Video games will be a bigger part of culture than ever before
The generation that’s old enough to play video games today thinks they’re kind of silly, but it’s important to remember how new they were even just 10 years ago. I would go so far as to say that culture is more accepting of video games now than it was 10 years ago, but we’re far from mainstream.
That hasn’t stopped the industry from becoming a worldwide phenomenon though. Gaming conferences are now bigger than most shows that happen on television, game titles are more popular than movies based on sheer production values alone, and gaming has become a part of popular culture that can’t be ignored.

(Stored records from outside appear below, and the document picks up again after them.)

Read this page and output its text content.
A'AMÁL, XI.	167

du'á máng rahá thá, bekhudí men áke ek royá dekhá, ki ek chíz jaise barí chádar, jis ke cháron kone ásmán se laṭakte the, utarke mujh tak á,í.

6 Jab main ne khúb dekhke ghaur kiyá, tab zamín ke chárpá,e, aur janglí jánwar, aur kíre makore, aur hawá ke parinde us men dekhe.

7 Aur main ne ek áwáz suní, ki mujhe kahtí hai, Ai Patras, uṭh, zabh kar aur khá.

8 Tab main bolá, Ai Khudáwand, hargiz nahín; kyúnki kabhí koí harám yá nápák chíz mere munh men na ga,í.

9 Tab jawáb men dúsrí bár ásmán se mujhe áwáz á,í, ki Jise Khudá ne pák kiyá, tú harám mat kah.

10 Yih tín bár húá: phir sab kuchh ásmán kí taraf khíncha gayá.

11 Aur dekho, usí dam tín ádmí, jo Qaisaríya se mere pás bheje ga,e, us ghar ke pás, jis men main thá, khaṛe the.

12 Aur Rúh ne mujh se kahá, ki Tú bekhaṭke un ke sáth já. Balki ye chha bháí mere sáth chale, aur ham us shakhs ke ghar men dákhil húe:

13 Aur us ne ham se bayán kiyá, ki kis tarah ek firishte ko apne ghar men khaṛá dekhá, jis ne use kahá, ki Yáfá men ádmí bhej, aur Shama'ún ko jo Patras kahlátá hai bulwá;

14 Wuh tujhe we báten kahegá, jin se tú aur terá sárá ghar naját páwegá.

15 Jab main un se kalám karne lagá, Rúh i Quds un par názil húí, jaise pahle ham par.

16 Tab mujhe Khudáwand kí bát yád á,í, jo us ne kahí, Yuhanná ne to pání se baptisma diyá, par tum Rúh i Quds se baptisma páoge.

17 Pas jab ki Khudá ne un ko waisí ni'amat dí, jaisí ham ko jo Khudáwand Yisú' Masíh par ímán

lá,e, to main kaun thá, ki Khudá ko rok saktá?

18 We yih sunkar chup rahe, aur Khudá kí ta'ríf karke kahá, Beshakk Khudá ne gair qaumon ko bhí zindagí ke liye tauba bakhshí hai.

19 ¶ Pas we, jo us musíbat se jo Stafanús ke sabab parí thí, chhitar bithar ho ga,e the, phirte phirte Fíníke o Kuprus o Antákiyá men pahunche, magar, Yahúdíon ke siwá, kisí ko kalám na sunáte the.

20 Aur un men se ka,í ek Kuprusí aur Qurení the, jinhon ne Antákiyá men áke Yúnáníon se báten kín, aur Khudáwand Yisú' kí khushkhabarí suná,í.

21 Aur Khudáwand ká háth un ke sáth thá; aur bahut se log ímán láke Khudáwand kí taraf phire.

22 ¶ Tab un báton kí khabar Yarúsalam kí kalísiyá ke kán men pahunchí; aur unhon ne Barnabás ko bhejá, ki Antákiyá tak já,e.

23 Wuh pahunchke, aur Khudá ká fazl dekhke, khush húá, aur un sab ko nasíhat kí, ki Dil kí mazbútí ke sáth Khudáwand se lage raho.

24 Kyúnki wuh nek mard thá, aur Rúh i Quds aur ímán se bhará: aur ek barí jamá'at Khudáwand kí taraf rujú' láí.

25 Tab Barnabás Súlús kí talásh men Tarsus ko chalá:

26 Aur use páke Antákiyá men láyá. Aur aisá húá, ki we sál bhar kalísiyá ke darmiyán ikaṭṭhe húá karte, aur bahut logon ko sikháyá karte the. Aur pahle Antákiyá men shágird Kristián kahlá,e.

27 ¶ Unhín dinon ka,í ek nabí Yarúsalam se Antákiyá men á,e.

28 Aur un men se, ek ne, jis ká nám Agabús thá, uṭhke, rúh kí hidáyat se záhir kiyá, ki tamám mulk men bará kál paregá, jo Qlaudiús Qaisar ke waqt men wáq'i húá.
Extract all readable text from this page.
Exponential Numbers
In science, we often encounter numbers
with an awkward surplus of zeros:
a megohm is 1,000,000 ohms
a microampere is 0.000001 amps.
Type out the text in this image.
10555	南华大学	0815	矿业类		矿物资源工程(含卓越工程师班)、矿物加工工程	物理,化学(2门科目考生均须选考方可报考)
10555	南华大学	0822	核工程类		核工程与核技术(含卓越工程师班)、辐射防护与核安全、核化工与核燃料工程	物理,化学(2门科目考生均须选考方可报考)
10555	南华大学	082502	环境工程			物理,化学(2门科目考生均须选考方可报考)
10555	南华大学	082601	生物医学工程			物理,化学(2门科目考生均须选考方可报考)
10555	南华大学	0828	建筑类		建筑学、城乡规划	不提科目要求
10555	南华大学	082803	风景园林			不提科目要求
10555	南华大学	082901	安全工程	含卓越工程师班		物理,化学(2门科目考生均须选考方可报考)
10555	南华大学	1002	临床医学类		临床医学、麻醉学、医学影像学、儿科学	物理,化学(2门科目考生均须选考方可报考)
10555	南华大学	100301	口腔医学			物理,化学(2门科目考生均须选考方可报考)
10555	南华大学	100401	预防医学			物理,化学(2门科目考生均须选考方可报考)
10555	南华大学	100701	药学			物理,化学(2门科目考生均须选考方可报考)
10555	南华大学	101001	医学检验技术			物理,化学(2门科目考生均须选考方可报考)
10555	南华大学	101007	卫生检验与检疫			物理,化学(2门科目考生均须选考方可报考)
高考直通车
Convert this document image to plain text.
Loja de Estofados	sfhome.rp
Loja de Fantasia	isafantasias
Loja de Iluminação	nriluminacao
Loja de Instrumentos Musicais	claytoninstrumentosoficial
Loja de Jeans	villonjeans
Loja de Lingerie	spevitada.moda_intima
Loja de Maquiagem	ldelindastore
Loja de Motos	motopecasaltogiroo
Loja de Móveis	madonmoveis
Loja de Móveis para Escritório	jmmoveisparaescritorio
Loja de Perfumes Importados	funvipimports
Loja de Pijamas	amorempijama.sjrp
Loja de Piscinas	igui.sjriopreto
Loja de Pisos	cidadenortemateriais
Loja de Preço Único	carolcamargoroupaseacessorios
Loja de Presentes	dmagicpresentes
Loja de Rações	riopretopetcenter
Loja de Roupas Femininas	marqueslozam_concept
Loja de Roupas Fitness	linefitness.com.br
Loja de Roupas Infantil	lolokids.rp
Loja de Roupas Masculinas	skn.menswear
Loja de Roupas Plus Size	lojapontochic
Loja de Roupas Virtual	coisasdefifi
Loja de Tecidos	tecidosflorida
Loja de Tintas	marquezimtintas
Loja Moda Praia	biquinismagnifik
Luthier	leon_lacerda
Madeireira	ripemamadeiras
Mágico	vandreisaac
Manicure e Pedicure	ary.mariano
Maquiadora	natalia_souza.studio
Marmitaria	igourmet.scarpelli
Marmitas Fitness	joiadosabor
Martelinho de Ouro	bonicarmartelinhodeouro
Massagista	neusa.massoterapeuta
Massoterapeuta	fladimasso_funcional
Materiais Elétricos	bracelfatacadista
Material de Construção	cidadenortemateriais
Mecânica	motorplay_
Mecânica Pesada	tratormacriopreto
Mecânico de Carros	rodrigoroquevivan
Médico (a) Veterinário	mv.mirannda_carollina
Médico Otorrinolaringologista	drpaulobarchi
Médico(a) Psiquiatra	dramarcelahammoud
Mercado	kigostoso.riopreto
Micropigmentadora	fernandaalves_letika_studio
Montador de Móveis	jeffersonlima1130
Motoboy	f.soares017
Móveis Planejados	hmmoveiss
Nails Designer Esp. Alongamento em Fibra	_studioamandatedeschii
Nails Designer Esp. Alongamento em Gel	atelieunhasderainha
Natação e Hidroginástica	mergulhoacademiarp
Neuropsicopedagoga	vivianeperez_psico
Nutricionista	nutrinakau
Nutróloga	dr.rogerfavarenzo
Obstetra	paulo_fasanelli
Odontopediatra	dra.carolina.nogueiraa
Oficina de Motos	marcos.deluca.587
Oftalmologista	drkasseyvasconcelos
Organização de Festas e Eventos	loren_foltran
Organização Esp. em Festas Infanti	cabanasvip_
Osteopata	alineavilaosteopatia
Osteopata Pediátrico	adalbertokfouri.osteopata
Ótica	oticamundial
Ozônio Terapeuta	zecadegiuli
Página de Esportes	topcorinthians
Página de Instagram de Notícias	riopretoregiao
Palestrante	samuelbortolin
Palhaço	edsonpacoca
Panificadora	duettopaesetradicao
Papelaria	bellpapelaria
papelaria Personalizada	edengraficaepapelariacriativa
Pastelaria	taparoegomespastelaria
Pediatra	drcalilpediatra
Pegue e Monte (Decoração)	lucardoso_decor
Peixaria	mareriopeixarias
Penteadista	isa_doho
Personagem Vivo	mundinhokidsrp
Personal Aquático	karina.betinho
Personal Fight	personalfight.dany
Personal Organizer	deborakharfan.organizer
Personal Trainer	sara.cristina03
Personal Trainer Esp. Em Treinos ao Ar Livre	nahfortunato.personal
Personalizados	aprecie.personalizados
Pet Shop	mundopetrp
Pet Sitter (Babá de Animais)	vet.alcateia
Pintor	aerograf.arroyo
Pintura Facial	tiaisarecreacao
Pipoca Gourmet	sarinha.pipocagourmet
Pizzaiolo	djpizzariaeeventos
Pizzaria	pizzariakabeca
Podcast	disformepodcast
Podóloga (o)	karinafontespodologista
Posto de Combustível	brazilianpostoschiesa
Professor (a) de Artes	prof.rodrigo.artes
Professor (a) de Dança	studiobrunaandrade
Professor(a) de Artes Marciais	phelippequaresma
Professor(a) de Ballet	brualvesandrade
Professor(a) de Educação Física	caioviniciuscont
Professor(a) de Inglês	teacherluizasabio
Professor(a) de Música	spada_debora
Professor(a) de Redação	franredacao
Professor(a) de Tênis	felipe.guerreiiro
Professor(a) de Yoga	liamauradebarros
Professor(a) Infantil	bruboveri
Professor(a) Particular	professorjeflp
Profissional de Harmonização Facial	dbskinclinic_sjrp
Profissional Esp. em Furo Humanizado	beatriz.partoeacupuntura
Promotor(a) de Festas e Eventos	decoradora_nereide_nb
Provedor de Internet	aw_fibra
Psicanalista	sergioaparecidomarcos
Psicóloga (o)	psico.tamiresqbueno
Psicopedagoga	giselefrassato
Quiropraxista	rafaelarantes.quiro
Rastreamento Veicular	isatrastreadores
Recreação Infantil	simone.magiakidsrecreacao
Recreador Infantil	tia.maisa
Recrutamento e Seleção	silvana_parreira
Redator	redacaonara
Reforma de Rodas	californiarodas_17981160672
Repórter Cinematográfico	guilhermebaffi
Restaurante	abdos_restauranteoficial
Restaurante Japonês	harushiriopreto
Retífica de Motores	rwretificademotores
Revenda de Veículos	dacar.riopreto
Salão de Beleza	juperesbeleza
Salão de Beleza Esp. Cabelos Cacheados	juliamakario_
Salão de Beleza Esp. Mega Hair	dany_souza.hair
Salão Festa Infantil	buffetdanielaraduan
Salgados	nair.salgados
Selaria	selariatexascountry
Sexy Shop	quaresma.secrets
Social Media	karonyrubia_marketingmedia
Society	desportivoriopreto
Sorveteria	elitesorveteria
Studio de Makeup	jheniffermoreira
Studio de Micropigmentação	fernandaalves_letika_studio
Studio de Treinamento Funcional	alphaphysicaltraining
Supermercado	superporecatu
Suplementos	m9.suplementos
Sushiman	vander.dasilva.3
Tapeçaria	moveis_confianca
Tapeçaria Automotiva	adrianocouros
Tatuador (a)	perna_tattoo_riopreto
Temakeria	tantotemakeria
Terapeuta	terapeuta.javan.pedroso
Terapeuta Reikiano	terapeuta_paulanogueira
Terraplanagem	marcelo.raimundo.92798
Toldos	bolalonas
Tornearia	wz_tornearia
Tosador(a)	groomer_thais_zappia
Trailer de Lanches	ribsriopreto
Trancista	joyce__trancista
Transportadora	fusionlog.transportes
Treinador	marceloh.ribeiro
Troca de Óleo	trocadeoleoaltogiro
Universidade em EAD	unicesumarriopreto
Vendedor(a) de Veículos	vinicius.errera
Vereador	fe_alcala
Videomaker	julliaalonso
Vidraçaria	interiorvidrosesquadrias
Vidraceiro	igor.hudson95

Video games will continue to drive technological innovation
We should never forget the impact that video games have had on the technology that we all use in our daily lives, and we shouldn’t forget how they will continue to spur innovation across a wide range of fields in the future. Voice recognition, gesture control, HD graphics , cross-platform multiplayer, and more are all the result of gaming’s impact on the world in ways that we can’t always see.
All good things must come to an end – but there will be some really good games before it all ends
I’m not saying this is going to happen, but there are several games that have reached their peak due to personal preference: Knack, Journey, Super Mario 3D World and The Last of Us to name a few. These games have reached what I would call the “mythic” phase of video gaming–something that is extraordinary for many reasons, but not something that will be replicated in any way.